Roasted cleaver seeds

How to Make Cleaver Coffee

For committed coffee drinkers, this is the best wild substitute that you can find in the hedgerows. It may not impress expresso lovers though! However, it suits desserts faultlessly and can be used to make a coffee-flavoured drink with a mild caffeine hit.

Makes 90 g (9 tbsp)


100 g Cleaver seeds (picked off the stems)

Pick the dry, brown seeds and discard as much of the stems as possible. Preheat the oven to 180°C/fan 160°C, place the seeds on a baking tray and dry roast for 45 minutes to an hour. The more seeds you have, the longer the roasting will take. An aroma reminiscent of weak coffee will be released when they are ready, and they’ll turn a little darker, though don’t let them burn.
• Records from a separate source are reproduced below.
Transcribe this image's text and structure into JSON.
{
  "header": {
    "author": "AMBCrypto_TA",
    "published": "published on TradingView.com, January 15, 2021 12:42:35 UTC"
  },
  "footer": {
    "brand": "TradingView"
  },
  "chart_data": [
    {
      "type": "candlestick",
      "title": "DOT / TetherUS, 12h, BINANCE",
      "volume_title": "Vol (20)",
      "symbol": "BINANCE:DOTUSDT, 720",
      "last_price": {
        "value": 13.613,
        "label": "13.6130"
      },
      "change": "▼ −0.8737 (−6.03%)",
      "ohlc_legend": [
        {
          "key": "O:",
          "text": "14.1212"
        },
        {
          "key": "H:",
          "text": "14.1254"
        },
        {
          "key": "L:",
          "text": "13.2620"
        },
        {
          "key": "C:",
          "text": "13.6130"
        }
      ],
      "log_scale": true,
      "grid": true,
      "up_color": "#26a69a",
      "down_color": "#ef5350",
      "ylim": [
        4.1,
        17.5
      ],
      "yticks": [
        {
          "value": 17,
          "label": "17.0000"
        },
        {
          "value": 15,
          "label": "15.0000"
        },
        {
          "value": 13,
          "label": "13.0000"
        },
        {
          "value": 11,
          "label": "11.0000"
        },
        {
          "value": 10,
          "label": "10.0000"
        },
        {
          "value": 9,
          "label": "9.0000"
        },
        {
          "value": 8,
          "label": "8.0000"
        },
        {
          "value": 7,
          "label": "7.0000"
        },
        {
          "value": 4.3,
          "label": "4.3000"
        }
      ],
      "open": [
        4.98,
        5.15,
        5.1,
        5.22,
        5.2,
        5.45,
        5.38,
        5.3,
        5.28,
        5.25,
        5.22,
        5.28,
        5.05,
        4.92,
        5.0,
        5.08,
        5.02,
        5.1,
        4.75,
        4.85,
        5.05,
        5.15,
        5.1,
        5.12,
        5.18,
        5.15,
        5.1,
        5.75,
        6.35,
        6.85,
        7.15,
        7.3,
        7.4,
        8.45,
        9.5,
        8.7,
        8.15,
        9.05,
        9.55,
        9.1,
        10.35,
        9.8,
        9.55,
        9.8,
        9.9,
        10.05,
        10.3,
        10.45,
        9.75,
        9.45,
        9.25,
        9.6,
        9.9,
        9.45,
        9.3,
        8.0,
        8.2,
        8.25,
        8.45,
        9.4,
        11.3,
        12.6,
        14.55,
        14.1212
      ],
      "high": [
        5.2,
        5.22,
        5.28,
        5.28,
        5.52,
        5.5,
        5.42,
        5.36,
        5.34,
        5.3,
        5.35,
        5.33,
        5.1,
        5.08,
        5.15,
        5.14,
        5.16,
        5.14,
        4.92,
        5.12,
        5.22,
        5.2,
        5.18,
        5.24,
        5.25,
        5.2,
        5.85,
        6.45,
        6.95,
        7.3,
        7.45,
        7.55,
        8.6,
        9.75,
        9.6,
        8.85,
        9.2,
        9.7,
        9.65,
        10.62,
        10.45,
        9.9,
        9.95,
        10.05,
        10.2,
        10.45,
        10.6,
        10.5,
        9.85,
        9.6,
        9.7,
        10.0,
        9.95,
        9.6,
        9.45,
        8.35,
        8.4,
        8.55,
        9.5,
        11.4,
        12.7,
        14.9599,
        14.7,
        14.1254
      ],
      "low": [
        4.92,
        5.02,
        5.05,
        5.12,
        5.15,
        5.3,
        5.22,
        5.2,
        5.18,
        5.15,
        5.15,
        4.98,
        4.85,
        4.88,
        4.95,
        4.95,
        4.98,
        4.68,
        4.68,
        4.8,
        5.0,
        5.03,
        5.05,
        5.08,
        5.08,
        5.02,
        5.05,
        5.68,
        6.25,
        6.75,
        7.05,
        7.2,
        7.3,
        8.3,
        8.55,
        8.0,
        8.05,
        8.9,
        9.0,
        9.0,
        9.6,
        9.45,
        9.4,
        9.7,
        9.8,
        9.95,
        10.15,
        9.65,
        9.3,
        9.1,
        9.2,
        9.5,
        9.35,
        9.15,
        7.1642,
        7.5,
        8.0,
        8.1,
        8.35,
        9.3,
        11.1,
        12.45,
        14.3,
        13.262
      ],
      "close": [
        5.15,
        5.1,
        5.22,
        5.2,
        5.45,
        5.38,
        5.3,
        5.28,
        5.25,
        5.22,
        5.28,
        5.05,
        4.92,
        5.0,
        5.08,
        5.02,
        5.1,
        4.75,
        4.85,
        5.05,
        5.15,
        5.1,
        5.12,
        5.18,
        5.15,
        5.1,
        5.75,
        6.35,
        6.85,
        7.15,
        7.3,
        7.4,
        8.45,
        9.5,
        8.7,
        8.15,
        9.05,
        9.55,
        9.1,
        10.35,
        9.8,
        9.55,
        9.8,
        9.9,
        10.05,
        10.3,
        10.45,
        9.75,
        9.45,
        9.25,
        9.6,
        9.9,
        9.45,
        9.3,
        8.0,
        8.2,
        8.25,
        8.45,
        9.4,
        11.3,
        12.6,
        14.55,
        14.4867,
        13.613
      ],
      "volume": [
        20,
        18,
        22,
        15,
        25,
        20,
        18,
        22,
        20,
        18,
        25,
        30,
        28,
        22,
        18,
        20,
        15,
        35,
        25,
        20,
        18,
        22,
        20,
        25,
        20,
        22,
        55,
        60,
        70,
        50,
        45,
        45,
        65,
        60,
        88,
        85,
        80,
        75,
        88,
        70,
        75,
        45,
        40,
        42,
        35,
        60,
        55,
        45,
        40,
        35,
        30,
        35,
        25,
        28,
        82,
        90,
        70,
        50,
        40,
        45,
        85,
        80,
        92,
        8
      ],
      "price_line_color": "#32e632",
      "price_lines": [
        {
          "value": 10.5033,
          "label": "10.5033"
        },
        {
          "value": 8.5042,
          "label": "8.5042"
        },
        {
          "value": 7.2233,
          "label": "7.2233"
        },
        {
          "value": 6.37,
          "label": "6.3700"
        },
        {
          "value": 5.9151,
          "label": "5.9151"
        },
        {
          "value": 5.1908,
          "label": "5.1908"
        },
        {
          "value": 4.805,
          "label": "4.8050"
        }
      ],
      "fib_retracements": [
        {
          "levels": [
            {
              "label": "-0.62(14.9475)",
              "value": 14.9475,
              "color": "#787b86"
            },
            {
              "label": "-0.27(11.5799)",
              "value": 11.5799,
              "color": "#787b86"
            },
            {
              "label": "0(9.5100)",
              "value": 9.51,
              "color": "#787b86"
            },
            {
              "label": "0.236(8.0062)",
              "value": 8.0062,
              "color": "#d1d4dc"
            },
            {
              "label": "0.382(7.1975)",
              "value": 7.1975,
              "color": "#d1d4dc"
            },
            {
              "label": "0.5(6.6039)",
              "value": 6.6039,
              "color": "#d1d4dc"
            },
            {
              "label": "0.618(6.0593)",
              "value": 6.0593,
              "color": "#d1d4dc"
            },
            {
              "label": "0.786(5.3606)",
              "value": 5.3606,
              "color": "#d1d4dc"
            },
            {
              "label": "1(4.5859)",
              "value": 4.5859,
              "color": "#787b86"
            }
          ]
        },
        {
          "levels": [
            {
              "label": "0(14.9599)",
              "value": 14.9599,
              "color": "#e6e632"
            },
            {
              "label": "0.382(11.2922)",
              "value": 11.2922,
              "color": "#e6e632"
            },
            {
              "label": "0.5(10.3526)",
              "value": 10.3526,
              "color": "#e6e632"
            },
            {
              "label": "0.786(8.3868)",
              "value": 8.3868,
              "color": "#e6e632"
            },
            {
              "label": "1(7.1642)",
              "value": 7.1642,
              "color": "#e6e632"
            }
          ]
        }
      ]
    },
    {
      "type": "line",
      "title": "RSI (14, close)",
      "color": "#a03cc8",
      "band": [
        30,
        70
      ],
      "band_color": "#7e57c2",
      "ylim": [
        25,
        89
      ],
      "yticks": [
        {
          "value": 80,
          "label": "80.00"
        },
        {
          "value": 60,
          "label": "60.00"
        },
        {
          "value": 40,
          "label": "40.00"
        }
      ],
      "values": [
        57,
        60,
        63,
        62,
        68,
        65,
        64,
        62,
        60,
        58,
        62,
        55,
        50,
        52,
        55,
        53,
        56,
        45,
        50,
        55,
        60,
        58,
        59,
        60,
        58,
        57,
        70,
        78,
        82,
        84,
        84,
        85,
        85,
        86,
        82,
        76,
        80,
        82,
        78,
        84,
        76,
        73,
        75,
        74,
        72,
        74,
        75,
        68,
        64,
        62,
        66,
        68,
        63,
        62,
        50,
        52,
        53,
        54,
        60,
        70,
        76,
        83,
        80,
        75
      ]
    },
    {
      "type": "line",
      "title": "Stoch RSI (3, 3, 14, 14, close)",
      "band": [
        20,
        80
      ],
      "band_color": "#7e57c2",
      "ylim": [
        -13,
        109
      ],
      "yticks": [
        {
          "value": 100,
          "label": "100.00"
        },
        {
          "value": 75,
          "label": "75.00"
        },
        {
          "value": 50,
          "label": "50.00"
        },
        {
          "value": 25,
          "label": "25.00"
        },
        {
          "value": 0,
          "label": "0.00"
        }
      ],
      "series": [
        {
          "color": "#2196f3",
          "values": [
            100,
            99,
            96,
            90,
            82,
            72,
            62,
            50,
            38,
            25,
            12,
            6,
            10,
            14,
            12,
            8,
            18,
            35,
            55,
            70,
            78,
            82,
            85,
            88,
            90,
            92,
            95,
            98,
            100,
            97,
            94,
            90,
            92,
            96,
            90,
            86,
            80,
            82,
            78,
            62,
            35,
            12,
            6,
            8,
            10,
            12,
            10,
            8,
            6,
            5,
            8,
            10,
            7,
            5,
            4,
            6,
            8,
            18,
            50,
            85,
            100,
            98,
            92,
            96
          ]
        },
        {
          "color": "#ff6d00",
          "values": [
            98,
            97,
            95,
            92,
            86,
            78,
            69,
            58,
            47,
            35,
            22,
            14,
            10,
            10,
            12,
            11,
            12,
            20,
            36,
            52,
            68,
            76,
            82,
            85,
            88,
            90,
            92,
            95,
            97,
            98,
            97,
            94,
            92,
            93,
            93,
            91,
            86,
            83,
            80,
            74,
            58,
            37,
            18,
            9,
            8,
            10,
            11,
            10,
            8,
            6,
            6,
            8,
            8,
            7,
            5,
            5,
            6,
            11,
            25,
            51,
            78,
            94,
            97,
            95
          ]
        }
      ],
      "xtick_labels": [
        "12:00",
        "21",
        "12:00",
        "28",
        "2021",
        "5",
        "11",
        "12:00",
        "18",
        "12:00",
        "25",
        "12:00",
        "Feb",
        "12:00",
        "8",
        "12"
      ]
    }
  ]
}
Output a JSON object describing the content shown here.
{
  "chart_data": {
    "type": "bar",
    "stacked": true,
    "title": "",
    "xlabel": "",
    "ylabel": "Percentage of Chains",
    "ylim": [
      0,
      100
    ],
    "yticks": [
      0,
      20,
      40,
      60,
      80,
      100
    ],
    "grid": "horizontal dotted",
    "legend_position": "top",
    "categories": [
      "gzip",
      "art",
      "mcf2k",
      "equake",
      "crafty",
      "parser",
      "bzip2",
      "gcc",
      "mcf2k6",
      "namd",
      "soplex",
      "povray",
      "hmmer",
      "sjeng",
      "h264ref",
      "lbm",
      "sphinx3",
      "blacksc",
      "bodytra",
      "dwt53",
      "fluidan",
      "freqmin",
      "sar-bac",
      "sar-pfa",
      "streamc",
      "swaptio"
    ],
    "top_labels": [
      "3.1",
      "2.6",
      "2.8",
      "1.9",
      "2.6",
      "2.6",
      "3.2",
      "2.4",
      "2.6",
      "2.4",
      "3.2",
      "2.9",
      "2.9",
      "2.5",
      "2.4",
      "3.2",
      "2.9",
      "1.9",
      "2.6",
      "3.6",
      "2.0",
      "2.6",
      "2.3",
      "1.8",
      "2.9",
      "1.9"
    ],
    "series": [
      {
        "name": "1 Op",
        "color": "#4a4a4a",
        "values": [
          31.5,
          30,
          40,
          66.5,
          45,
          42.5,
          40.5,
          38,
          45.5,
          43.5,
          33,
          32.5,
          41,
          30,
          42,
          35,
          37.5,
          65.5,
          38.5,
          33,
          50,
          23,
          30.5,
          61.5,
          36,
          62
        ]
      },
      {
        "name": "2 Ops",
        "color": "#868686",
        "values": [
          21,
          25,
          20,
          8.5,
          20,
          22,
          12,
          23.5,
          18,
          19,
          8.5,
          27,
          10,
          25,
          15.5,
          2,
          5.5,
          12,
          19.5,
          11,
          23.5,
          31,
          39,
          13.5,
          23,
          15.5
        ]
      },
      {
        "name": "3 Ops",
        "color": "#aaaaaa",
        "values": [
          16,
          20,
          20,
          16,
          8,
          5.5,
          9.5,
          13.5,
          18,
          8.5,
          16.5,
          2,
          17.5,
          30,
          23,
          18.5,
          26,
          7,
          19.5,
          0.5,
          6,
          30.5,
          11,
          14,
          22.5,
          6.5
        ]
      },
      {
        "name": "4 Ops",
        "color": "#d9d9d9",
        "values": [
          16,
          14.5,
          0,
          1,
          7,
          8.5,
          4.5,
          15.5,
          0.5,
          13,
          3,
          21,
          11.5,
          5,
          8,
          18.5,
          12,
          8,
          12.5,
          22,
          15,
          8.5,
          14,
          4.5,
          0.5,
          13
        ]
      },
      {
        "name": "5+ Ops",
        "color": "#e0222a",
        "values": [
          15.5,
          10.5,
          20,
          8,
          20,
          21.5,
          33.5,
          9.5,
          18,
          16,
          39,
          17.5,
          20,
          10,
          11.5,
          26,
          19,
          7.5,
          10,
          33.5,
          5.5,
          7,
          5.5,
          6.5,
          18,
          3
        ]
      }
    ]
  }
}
Remove the seeds from the oven, allow to cool a little before grinding, or store and grind on demand. You’ll need a good, strong seed or coffee grinder to break those hard seeds into a ground powder. Stores well for up to a year.

Want to learn more and make some cleaver coffee?

This recipe, along with 3 cleaver coffee flavoured treats are in my book: Wild and Sweet. Where you will find 101 seasonal desserts to forage and make.

6 comments on “How to Make Wild Cleaver Coffee”

  1. I am allergic to caffeine but need to shrink my lymphs and this herb is one of the best. How much caffeine does it have in it - is it worth taking a chance?

    1. Hi Sandra, you'd want the fresh, green growth not the seeds. It's the seeds that contain caffeine. Please note I am not a medical herbalist and cannot prescribe.

  2. I can't seem to get an answer on any website in regards to these Clevers and I'd like an answer before they die. How can I get the seeds off the plants to use as coffee substitute (do I pick them while green then brown them or wait until they brown up on the plant). The thing is I also need to use the plant itself so if I have to wait until the seeds dry up on the plant then I won't be able to use the plant but I'm very new to all this anda don't have guidance.

    1. Hi Cheryl, if you read this blog you will find the answers very clearly. There is also more information in my Wild and Sweet book. Thank you.